Teams often skip authentication in the early stages of building MCP servers, assuming the tools are only for internal use or prototypes. However, these prototypes frequently evolve into core production infrastructure over time. Without a robust security model from the start, you risk hardcoding secrets, reusing tokens, and maintaining inconsistent scopes. This creates significant technical debt and security vulnerabilities. Scalekit provides the tools to build secure, production grade interfaces from the very first commit, ensuring that your AI apps are ready for scale and enterprise requirements without needing a painful security overhaul later.

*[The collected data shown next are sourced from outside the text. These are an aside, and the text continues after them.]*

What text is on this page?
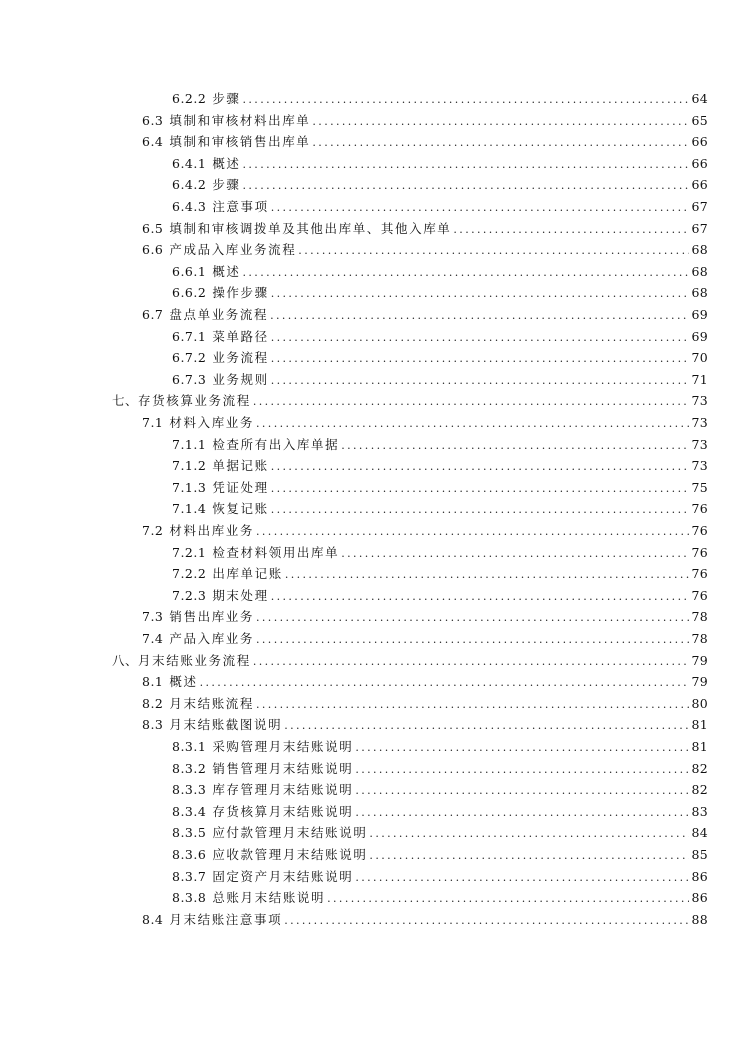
6.2.2 步骤 .....	64
6.3 填制和审核材料出库单 .....	65
6.4 填制和审核销售出库单 .....	66
6.4.1 概述 .....	66
6.4.2 步骤 .....	66
6.4.3 注意事项 .....	67
6.5 填制和审核调拨单及其他出库单、其他入库单 .....	67
6.6 产成品入库业务流程 .....	68
6.6.1 概述 .....	68
6.6.2 操作步骤 .....	68
6.7 盘点单业务流程 .....	69
6.7.1 菜单路径 .....	69
6.7.2 业务流程 .....	70
6.7.3 业务规则 .....	71
七、 存货核算业务流程 .....	73
7.1 材料入库业务 .....	73
7.1.1 检查所有出入库单据 .....	73
7.1.2 单据记账 .....	73
7.1.3 凭证处理 .....	75
7.1.4 恢复记账 .....	76
7.2 材料出库业务 .....	76
7.2.1 检查材料领用出库单 .....	76
7.2.2 出库单记账 .....	76
7.2.3 期末处理 .....	76
7.3 销售出库业务 .....	78
7.4 产品入库业务 .....	78
八、 月末结账业务流程 .....	79
8.1 概述 .....	79
8.2 月末结账流程 .....	80
8.3 月末结账截图说明 .....	81
8.3.1 采购管理月末结账说明 .....	81
8.3.2 销售管理月末结账说明 .....	82
8.3.3 库存管理月末结账说明 .....	82
8.3.4 存货核算月末结账说明 .....	83
8.3.5 应付款管理月末结账说明 .....	84
8.3.6 应收款管理月末结账说明 .....	85
8.3.7 固定资产月末结账说明 .....	86
8.3.8 总账月末结账说明 .....	86
8.4 月末结账注意事项 .....	88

Proof Key for Code Exchange or PKCE is a critical component of the OAuth 2.1 specification, particularly for protecting public clients and agents. In the context of MCP, PKCE prevents authorization code injection attacks and ensures that the client requesting the token is the same one that initiated the flow. Scalekit integrates PKCE into its MCP server infrastructure to provide a higher level of security for remote interactions. This is essential for AI agents acting on behalf of users in environments where client secrets cannot be securely stored, making the authentication process resilient against common web based threats.
Scalekit supports Machine to Machine and Agent to Agent authentication by implementing standardized OAuth 2.1 flows tailored for the Model Context Protocol. Our infrastructure allows for dynamic client registration and the issuance of scoped access tokens specifically designed for non human actors. This enables seamless and secure communication between different software services and AI agents. By providing centralized identity management and clear permission sets, we ensure that automated workflows are both auditable and secure. This architecture is vital for modern B2B applications where agents must autonomously chain together multiple tools across a complex tech stack.
Yes, Scalekit has open sourced a production ready MCP server that you can fork or study. It serves as a reference implementation for building auth first AI applications. This server is integrated with agents like Claude and ChatGPT and handles real API calls for managing users and authentication connections. It demonstrates how to implement OAuth 2.1, short lived tokens, and audit logging in a real world scenario. By providing this open source resource, we aim to help the developer community adopt best practices for secure agentic workflows and accelerate the deployment of compliant MCP infrastructure.
The Model Context Protocol provides a standardized way for AI agents to interact with software, moving beyond raw API calls to tool based reasoning. It allows agents to fetch data and trigger workflows using natural language descriptions. The significance lies in creating a unified interface that works across various LLMs and applications. By mandating security standards like OAuth 2.1, the MCP spec ensures this ecosystem remains secure as it scales. Scalekit follows this specification closely, providing the necessary tools to build compliant servers that can safely handle the execution speed and complexity of modern AI agents.